靴裏のゴム

 先日、雪が降った日のことである。天気予報で、夜頃から雪が降ると予め情報を得ていた私は、下駄箱から雪対策のための靴を引っ張り出して、靴裏のゴムを確認。いつ買ったのかも覚えていない、おそらくは十年前のものかも知れない靴だったが、案外滑り止めがしっかりとしていそうであった。これなら、帰り道にスッテンコロリン転ぶことはなさそうであった。

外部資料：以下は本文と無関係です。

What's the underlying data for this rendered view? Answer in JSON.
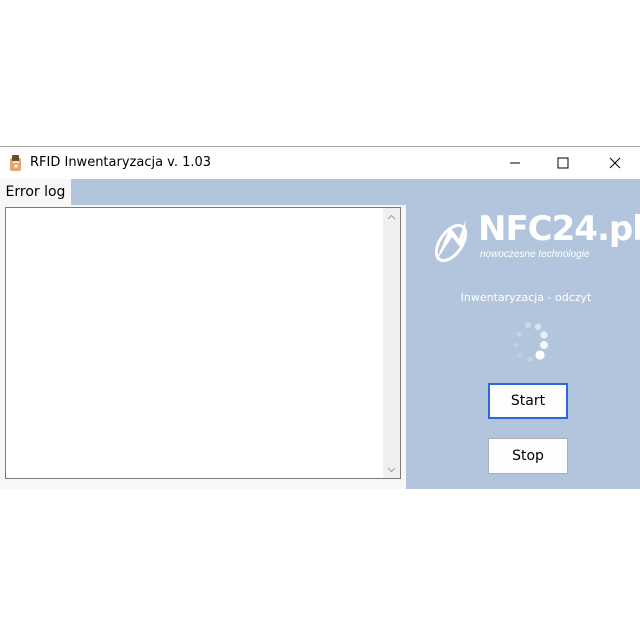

 そして、その日の仕事からの帰り道、やはり外は雪。しかも道路に雪が積もっていた。さすが私、準備万端、用意がいい、と悦に入っていると、靴底からなにやら冷たい感触がジワジワと上がってきて、靴を見てみると、靴裏のゴムがボロボロと剥がれ落ちていく。どうやら、ゴムが劣化していたようなのであった。数歩あるくと、靴裏のゴムは全て剥がれ落ち、ほぼ裸足で歩いているのと変わらない有様になってしまった。雪の上を裸足同然で歩く辛さと、滑稽さ。歩く度に自分が惨めに思えてきて、必死で冷たさと涙を堪えながら、二十分以上も雪の上を歩いて家まで帰ったのであった。